Episode 6 — Seventies Dreams of Denim & DIY — PT 1
Hello and thank you so much for tuning into this week’s episode which you can also find here.
As promised, you can find my bibliographic references, terms/translations and images to accompany this week’s episode below.
Sibylle Bergemann Images from “Katharina Thalbach”. Sibylle. 6/1974
Key Figures & Timeline Summaries
Erich Honecker — 1971 new head of party and General Secretary of the Socialist Unity Party (SED). The era of “we work for today, we live for tomorrow” was now over. The GDR wanted to refocus their efforts on the needs of the population by a housing construction program, being able to supply to the demands of consumers (adopting a new program of “consumer socialism) and increase purchasing power. Borders on the East towards other Soviet Bloc countries are more open than ever. One could travel to Bulgaria and Hungary without a passport.
Malimo — synthetic fiber created in 1964 known for hats, slippers, swimsuits and bathrobes.
Praesent 20 —synthetic fiber in commemoration of East Germany’s 20-year anniversary and promoted as a great outerwear fabric.
Eric Honecker’s new policies of standardization really start to effect fashion culture, especially business like Heinz Bormann. While also increasing the amount of imports to meet consumer demands.

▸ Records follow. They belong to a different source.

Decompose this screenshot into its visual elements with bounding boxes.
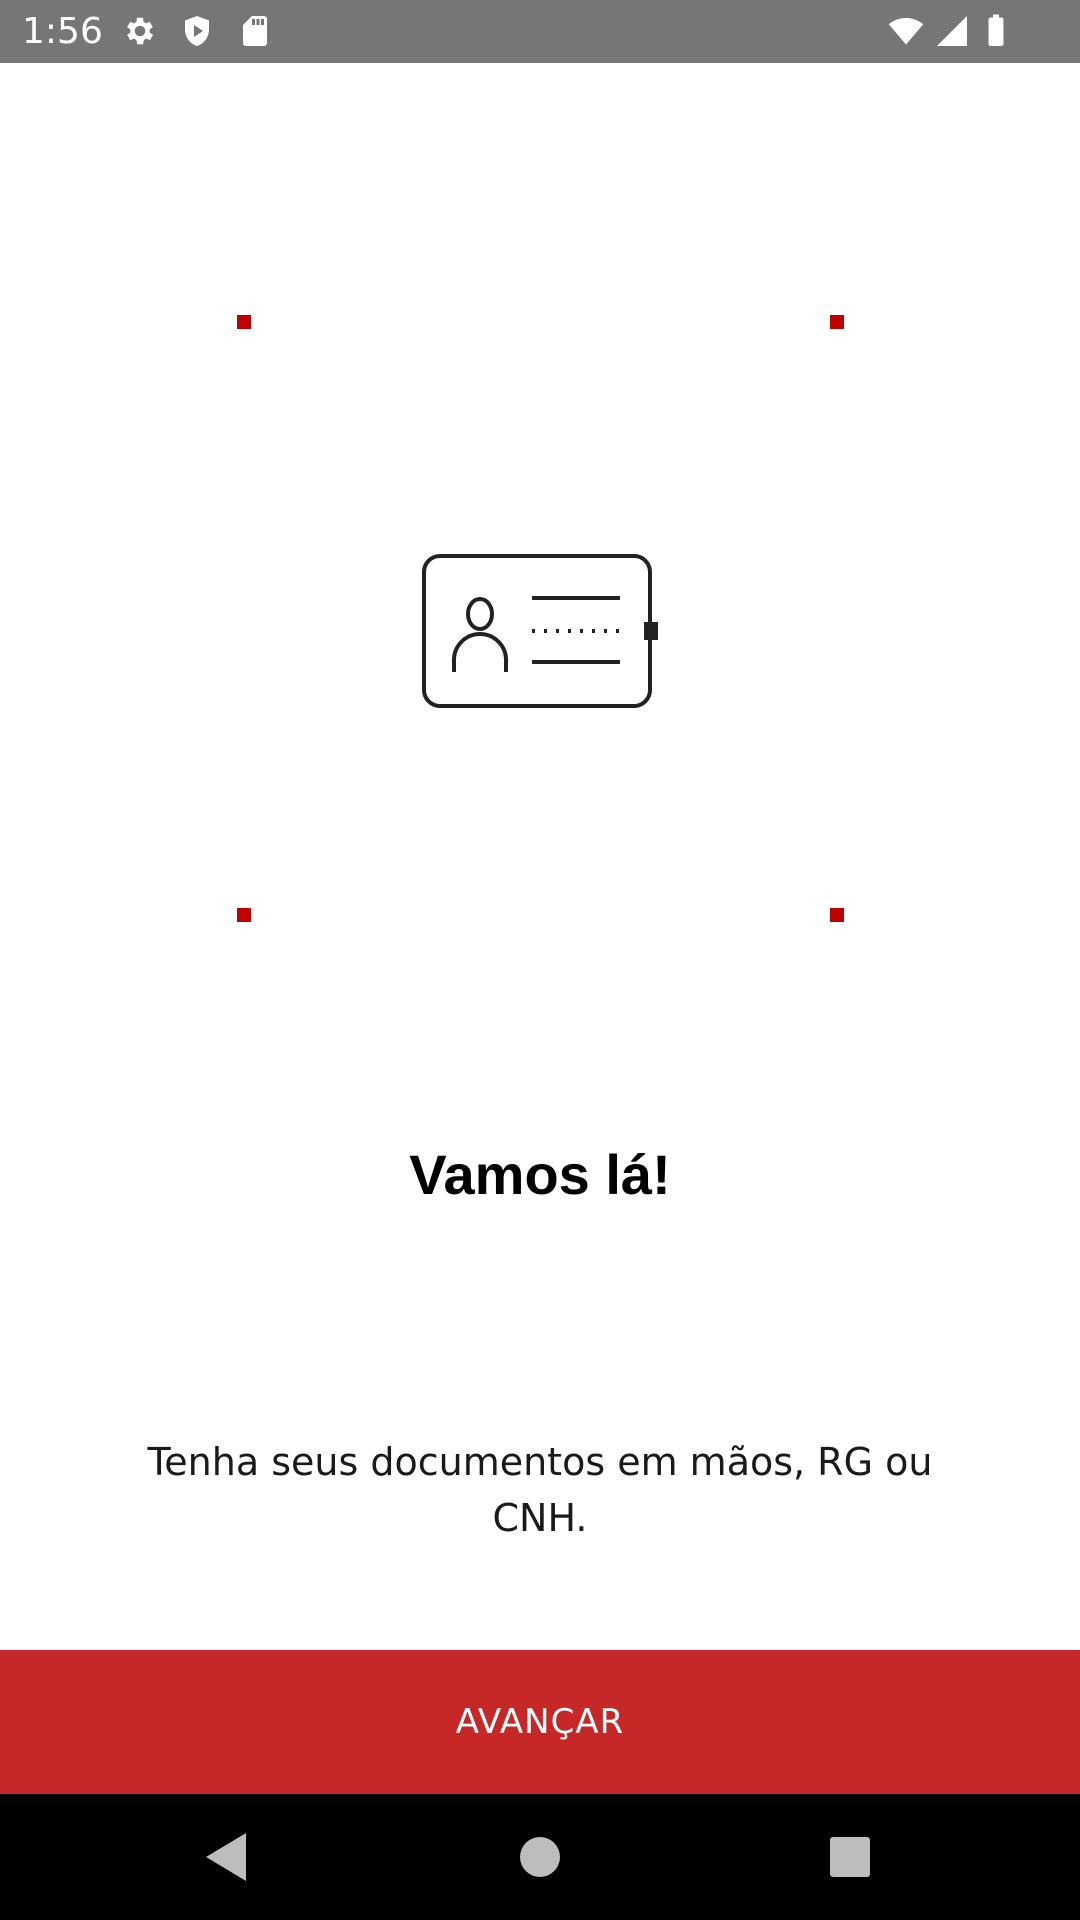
page-title: Vamos lá! [409,1143,671,1206]
frame-corner-bottom-left [237,908,251,922]
frame-corner-top-right [830,315,844,329]
signal-icon [934,13,970,49]
screen: 1:56 Vamos lá! Tenha seus documentos em … [0,0,1080,1920]
recents-icon[interactable] [814,1821,886,1893]
sd-card-icon [237,13,273,49]
home-icon[interactable] [504,1821,576,1893]
battery-icon [978,13,1014,49]
status-bar: 1:56 [0,0,1080,63]
back-icon[interactable] [190,1821,262,1893]
frame-corner-bottom-right [830,908,844,922]
wifi-icon [888,13,924,49]
navigation-bar [0,1794,1080,1920]
advance-button[interactable]: AVANÇAR [0,1650,1080,1794]
id-card-icon [418,552,658,712]
frame-corner-top-left [237,315,251,329]
gear-icon [122,13,158,49]
status-time: 1:56 [22,11,103,52]
instruction-text: Tenha seus documentos em mãos, RG ou CNH… [147,1440,933,1540]
shield-icon [179,13,215,49]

Private businesses like Heinz Bormanns (renamed VEB Magdeburger Damen Mode) are eliminated and standardized, the mail order catalog business of “Konsumen” continues to thrive and paper dresses becomes a hot micro trend promoted for youth fashion.
The SED enforces an aggressive approach to tackling surpluses while Exquisit stores reached their capacity in goods with recommendations to open more stores. All the while, GDR finally legalized the possession of West German currency and allowed its citizens to finally shop at Intershop.
The global energy crisis of 1973 begins to become a financial burden on East Germany that the state would never recover from. Regardless, consumers compare GDR goods with West German ones while not taking into consideration their subsidized economy like children’s clothes. At Sibylle, Sibylle Bergemann’s photography becomes a romantic respite alongside the publications propagandistic tendencies.
DIY thrives in the homes of East German citizens and on the streets of the state with citezens dying their own fabrics, creating patterns (potatoes were a popular source) and so on. Denim is another popular trend through the first half of the 70s. If you couldn’t buy original Lees or Levis from Jumo (Jugend Mode/Youth Fashion), one would have a pair copied. Guest workers from Vietnam specialized in denim pattern making and design.